Comparison to other causal inference packages
DoWhy’s API captures all four steps of causal inference:
Model a causal inference problem using assumptions.
Identify an expression for the causal effect under these assumptions (“causal estimand”).
Estimate the expression using statistical methods such as matching or instrumental variables.
Finally, verify the validity of the estimate using a variety of robustness checks.
This workflow is captured by four key verbs in DoWhy:
model
identify
estimate
refute
Using these verbs, DoWhy implements a causal inference engine that can support a variety of methods. model encodes prior knowledge as a formal causal graph, identify uses graph-based methods to identify the causal effect, estimate uses statistical methods for estimating the identified estimand, and finally refute tries to refute the obtained estimate by testing robustness to assumptions.
Key difference: Causal assumptions as first-class citizens
Due to DoWhy’s focus on the full pipeline of causal analysis (not just a single step), there are three differences compared to available software for causal inference.
- Explicit identifying assumptions
Assumptions are first-class citizens in DoWhy.

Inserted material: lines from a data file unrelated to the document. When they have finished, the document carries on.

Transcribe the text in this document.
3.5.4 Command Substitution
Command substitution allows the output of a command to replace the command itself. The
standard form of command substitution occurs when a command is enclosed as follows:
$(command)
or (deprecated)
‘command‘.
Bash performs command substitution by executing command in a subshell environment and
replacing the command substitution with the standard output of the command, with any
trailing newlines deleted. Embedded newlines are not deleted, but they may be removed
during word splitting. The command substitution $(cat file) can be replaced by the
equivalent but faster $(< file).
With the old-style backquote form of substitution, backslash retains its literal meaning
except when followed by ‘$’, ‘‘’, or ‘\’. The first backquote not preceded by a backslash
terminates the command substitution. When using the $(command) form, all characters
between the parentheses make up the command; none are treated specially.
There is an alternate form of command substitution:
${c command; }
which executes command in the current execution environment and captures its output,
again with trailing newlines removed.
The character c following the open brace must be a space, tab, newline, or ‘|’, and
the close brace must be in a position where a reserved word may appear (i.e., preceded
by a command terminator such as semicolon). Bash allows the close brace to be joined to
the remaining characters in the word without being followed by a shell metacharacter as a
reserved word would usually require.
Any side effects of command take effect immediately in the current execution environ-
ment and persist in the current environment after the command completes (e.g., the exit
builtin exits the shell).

Each analysis starts with a building a causal model. The assumptions can be viewed graphically or in terms of conditional independence statements. Wherever possible, DoWhy can also automatically test for stated assumptions using observed data.
- Separation between identification and estimation
Identification is the causal problem. Estimation is simply a statistical problem.
DoWhy respects this boundary and treats them separately. This focuses the causal inference effort on identification, and frees up estimation using any available statistical estimator for a target estimand. In addition, multiple estimation methods can be used for a single identified_estimand and vice-versa.
- Automated robustness checks
What happens when key identifying assumptions may not be satisfied?
The most critical, and often skipped, part of causal analysis is checking the robustness of an estimate to unverified assumptions. DoWhy makes it easy to automatically run sensitivity and robustness checks on the obtained estimate.
Finally, DoWhy is easily extensible, allowing other implementations of the four verbs to co-exist (e.g., we support implementations of the estimation verb from EconML and CausalML libraries). The four verbs are mutually independent, so their implementations can be combined in any way.